Spotykamy się na granicy Woli i Śródmieścia, przy rondzie ONZ. Jestem pierwsza więc wybieram miejsce, w którym usiądziemy. Pada na oszkloną salkę z dwoma parami drzwi. Wywiady nie są łatwe – spotykamy się wtedy twarzą w twarz, poznajemy trochę na tyle, na ile każdy zechce dać się poznać. Zawsze takiemu spotkaniu towarzyszą inne emocje niż te, kiedy wkładam słuchawki w uszy i słucham muzyki stworzonej przez kogoś. Staram się trochę wyciszyć, dzięki wcześniejszemu przyjściu mam na to trochę czasu. W końcu pojawiają się – najpierw Anioł, Kuczi i Wojtas, dołącza w końcu DeeDee i Ojciec.

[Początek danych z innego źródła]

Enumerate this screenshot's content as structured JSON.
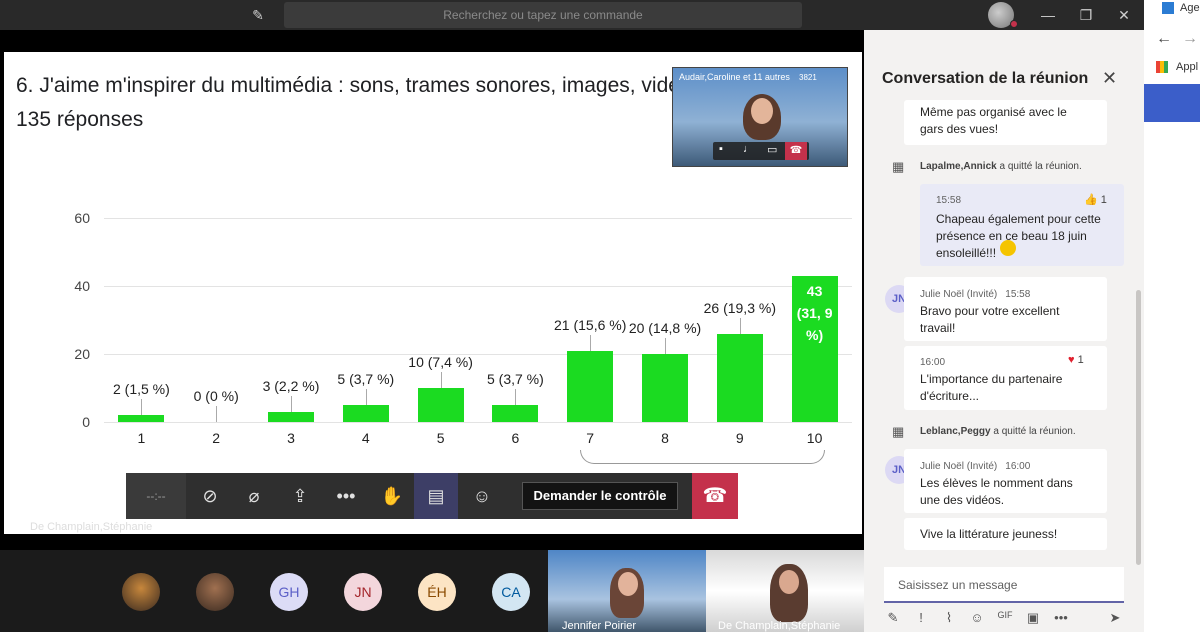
{
  "topbar": {
    "search_placeholder": "Recherchez ou tapez une commande"
  },
  "slide": {
    "title": "6. J'aime m'inspirer du multimédia : sons, trames sonores, images, vidé",
    "subtitle": "135 réponses"
  },
  "chart_data": {
    "type": "bar",
    "categories": [
      "1",
      "2",
      "3",
      "4",
      "5",
      "6",
      "7",
      "8",
      "9",
      "10"
    ],
    "values": [
      2,
      0,
      3,
      5,
      10,
      5,
      21,
      20,
      26,
      43
    ],
    "data_labels": [
      "2 (1,5 %)",
      "0 (0 %)",
      "3 (2,2 %)",
      "5 (3,7 %)",
      "10 (7,4 %)",
      "5 (3,7 %)",
      "21 (15,6 %)",
      "20 (14,8 %)",
      "26 (19,3 %)",
      "43 (31, 9 %)"
    ],
    "yticks": [
      "0",
      "20",
      "40",
      "60"
    ],
    "ylim": [
      0,
      60
    ],
    "bar_color": "#1bdb21",
    "grid": true,
    "title": "",
    "xlabel": "",
    "ylabel": ""
  },
  "selfview": {
    "label": "Audair,Caroline et 11 autres",
    "count": "3821"
  },
  "controls": {
    "timer": "--:--",
    "request_control": "Demander le contrôle",
    "icons": [
      "camera-off-icon",
      "mic-off-icon",
      "share-icon",
      "more-icon",
      "hand-icon",
      "chat-icon",
      "people-icon",
      "hangup-icon"
    ]
  },
  "presenter": "De Champlain,Stéphanie",
  "participants": [
    {
      "initials": "",
      "kind": "photo",
      "color": "#c7873c"
    },
    {
      "initials": "",
      "kind": "photo",
      "color": "#a07050"
    },
    {
      "initials": "GH",
      "color": "#dcdcf6",
      "text": "#5b5fc7"
    },
    {
      "initials": "JN",
      "color": "#f3d6dc",
      "text": "#a4262c"
    },
    {
      "initials": "ÉH",
      "color": "#fce4c4",
      "text": "#8a4a00"
    },
    {
      "initials": "CA",
      "color": "#d3e6f2",
      "text": "#005a9e"
    }
  ],
  "video_tiles": [
    {
      "name": "Jennifer Poirier"
    },
    {
      "name": "De Champlain,Stéphanie"
    }
  ],
  "chat": {
    "title": "Conversation de la réunion",
    "messages": {
      "m0": "Même pas organisé avec le gars des vues!",
      "sys1_name": "Lapalme,Annick",
      "sys1_text": " a quitté la réunion.",
      "m1_time": "15:58",
      "m1_react": "1",
      "m1_text": "Chapeau également pour cette présence en ce beau 18 juin ensoleillé!!!",
      "m2_author": "Julie Noël (Invité)",
      "m2_time": "15:58",
      "m2_text": "Bravo pour votre excellent travail!",
      "m3_time": "16:00",
      "m3_react": "1",
      "m3_text": "L'importance du partenaire d'écriture...",
      "sys2_name": "Leblanc,Peggy",
      "sys2_text": " a quitté la réunion.",
      "m4_author": "Julie Noël (Invité)",
      "m4_time": "16:00",
      "m4_text": "Les élèves le nomment dans une des vidéos.",
      "m5_text": "Vive la littérature jeuness!",
      "avatar_initials": "JN"
    },
    "compose_placeholder": "Saisissez un message"
  },
  "browser": {
    "tab_text": "Age",
    "bookmark_text": "Appl"
  }
}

Zanim włączę mikrofon, mamy chwilę, aby porozmawiać. Okazuje się, że zespół Zła Wola to zbieranina niesamowicie dowcipnych gości, którzy nie są skrępowani (albo dobrze to ukrywają!). Pada mnóstwo żartów, słownych przepychanek, a na samym wejściu Ojciec wręcza Wojtasowi uroczo różową tabliczkę na samochodową szybę. Nie dostrzegam, co dokładnie jest na niej napisane, ale z pewnością pada tam słowo „księżniczka”. Wojtas niebawem ma zostać ojcem – stąd prezent. Róż kontrastuje z czernią i przyjemną ciężkością, którą przywodzą na myśl skórzane kurtki, ćwieki. Większość z nas ubrana w kolor sadzy – i różowa, wesoła tabliczka. Pasuje!

Rozmowa się rozpoczyna. Proszę panów aby przedstawili się i powiedzieli na czym grają: Marek „Ojciec” Malinowski – gitara rytmiczna, Artur „DeeDee” Dziedzic – bas, Kuba „Anioł” Pierzchała – perkusja, Andrzej „Kuczi” Kuczyński – gitara prowadząca, Wojtek „Wojtas” Dobrzański – wokal.

Moll: Jak powstał zespół?
DeeDee: „Było nas trzech, w każdy z nas inna krew” (śmiechy). Z Wojtkiem i z Markiem znamy się… (Podpowiedzi chłopaków – za długo, ale Artur nie daje się zbić z pantałyku). Chyba z dwadzieścia lat. Marek wrócił z Irlandii – zawsze grywaliśmy razem, w różnych składach – i postanowiliśmy założyć zespół, żeby pograć niezobowiązująco. Dobraliśmy resztę składu i tak powstał zespół, który okazał się być później Złą Wolą. Zła Wola, bo my we trzech jesteśmy z Woli, a szukaliśmy czegoś, co będzie wspólnym mianownikiem.

Moll: Dlaczego „zła”?
Ojciec: Wiesz, chodzi o to, że sama dzielnica jest robotnicza.
Wojtas: Dużo jest tu mrocznych zakamarków. Ja mieszkam na przykład niedaleko ulicy Gibalskiego, czyli jedna z najbardziej niebezpiecznych ulic na Woli, więc można powiedzieć, że jest zła. Marek okolica przy parku Moczydło, też raczej nie jest ciekawie. Artur bliżej Nowolipia. Nasza muzyka jest taka, jak nasza dzielnica – brudna i mroczna.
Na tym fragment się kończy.